As one would expect, the most useful information came from a person actually applying coatings. I watched as he applied decorative finishes to doors, window frames and sashes. The finished products were offered in a wide range of colors, as well as simulated wood grain. His application technique would be better described as craftsmanship. The results were unbelievable – vibrant and durable colors to match any homeowners or manufacturer’s request. I wondered how this application knowledge was transferred to customers.

Could his customers easily and consistently recreate the same quality that he produced? His reply to my questions were brief. “They usually pick it up pretty quick on their own, but we will go out there if we have to.” I don’t imagine that this was the view of the company he represented but, even if it was his view alone, it was a cause for concern.

Check, Check, Check
My insulating glass background flashed past. These processes are common in many ways. You must consider proper surface preparation – the substrate has to be clean. Material mixes and viscosity must be within specification if they are expected to adhere over a long period of time. Product expiration dates must be checked, and out-of-date material must be discarded. Curing time may be critical, so we must ask: how soon can the finished product be packaged and shipped without damage?

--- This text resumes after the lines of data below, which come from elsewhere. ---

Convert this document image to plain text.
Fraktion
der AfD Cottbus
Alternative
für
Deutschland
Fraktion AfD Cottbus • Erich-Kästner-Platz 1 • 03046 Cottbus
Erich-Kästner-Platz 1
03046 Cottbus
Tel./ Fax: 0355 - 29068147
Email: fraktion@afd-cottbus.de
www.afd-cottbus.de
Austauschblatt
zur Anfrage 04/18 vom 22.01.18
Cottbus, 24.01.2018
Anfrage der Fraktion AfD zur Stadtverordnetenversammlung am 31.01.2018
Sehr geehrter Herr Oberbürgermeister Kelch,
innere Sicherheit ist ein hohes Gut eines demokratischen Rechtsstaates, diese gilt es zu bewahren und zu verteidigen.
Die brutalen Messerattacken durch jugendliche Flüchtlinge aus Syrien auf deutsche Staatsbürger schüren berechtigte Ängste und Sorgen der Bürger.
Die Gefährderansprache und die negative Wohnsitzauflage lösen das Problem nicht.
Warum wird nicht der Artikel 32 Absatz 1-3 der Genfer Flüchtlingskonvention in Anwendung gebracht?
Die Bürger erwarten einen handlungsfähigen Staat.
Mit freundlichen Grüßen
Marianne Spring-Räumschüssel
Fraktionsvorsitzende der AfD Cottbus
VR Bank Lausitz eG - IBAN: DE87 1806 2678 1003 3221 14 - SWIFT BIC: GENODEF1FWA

Would the customer eventually pick up these requirements “on their own” or is more assistance required from the supplier? We might apply the advice given to the White Rabbit by the King. We will all agree that quality starts at the very beginning of the supplier’s process. The customer purchase order is checked and the component design is confirmed. The correct raw materials are obtained and processed with multiple quality procedures. But the quality process must not stop here. It must continue beyond the supplier’s shipping dock or the customers receiving dock. When the supplier’s component becomes part of a finished product at the customers shipping department, it comes to the end, then we might stop.

Or, do we have to? For better, higher quality results we should consider taking some extra steps. This partnership could include regular on-site quality audits by the supplier to assure the customer’s process meets or exceed requirements. The customer’s safety group must be aware of any hazards associated with the supplier’s product. Customer operators, assemblers and quality inspectors must be trained and developed so they understand how the supplier’s component is inspected, handled and assembled.

In another section of Alice in Wonderland, Alice asks “Would you tell me please, which way I ought to go from here?” The cat replies, That depends on where you want to get to.” Work with your supplier or customer through the entire manufacturing process. Make sure you agree where you want to get to in order to reach the end – then stop.

Mike Burk is a product sales specialist at Quanex Building Products.